Security consists of three areas of interest: 1) What defenders think should be defended, whether or not it matters to the adversary or whether it is in reality defended, what I label "Defensive Plan"; 2) What the adversary thinks matters and really should be defended, but might not be, what I label as "Threat Actions"; and 3) What is in reality defended in the enterprise, whether or not defenders or the adversary cares, what I label "Live Defenses".
I call the Defensive Plan "Correct" when it overlaps with the Adversary Actions, because the defenders correctly assessed the threat's interests. I call it "Incorrect" when Live Defenses are applied to areas outside the interest of the security team or outside the interest of the adversary.
I call the area covered by the Live Defenses as "Defended," but I don't assume the defenses are actually sufficient. Some threats will escalate to whatever level is necessary to achieve their mission. In other words, the only way to not be compromised is to not be targeted! So, I call areas that aren't defended at all "Compromised" if the adversary targets them. Areas not targeted by the adversary are "Compromise Avoided." Areas targeted by the adversary but also covered by Live Defense are "Compromise Possible."
The various intersections produce some interesting effects. For example:
- If you're in the lower center area titled "Incorrect, defended, compromise possible," and your defenses hold, you're just plain lucky. You didn't anticipate the adversary attacking you, but somehow you had a live defense covering it.

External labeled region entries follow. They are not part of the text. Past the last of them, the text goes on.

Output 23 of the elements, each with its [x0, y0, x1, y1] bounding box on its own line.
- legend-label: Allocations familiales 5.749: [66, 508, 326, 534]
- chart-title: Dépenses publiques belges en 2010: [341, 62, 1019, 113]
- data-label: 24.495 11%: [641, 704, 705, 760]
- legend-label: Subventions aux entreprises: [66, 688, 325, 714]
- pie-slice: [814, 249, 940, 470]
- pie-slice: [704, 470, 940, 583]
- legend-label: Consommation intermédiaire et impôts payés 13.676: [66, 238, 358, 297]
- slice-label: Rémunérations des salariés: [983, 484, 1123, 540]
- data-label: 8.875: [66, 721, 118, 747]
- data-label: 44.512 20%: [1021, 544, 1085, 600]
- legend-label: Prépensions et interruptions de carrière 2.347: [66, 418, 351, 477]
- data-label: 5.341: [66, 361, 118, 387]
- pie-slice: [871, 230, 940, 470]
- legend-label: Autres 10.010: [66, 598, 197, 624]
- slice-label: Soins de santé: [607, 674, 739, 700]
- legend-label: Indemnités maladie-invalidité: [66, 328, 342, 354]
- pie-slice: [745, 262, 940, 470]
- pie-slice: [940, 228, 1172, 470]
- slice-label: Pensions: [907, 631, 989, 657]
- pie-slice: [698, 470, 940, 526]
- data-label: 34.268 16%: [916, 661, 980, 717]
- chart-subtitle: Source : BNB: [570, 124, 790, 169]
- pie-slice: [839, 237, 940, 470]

- If you're near the left middle area titled "Correct, undefended, compromised," this means you knew what to expect but you couldn't execute. You didn't have any live defenses in place.
- If you're in the area just below the previous space, titled "Incorrect, undefended, compromised," you totally missed the boat. You didn't expect the adversary to target that resource, and you didn't happen to have any live defenses protecting it.
- If you're in the very center, called "Correct, defended, compromise possible," congratulations -- this is where you expected your security program to operate, you deployed defenses that were live, but the result depends on how much effort the adversary applies to compromising you. This is supposed to be "security Nirvana" but your success depends more on the threat than on your defenses.
- The top-most part titled "Incorrect, undefended, compromise avoided" shows a waste of planning effort, but not wasted live defenses. That's a mental worry region only.
- The right-most part titled "Incorrect, defended, compromise avoided" shows a waste of defensive effort, which you didn't even plan. You could probably retire all the security programs and tools in that area.
- The area near the top titled "Incorrect, defended, compromise avoided" shows you were able to execute on your vision but the adversary didn't bother attacking those resources. That's also waste, but less so since you at least planned for it.
What do you think of this model? Obviously you want to make all three circles overlap as much as possible, such that you plan and defend what the threat intends to attack. That's the idea of threat-centric security in a nutshell -- or maybe a Venn diagram.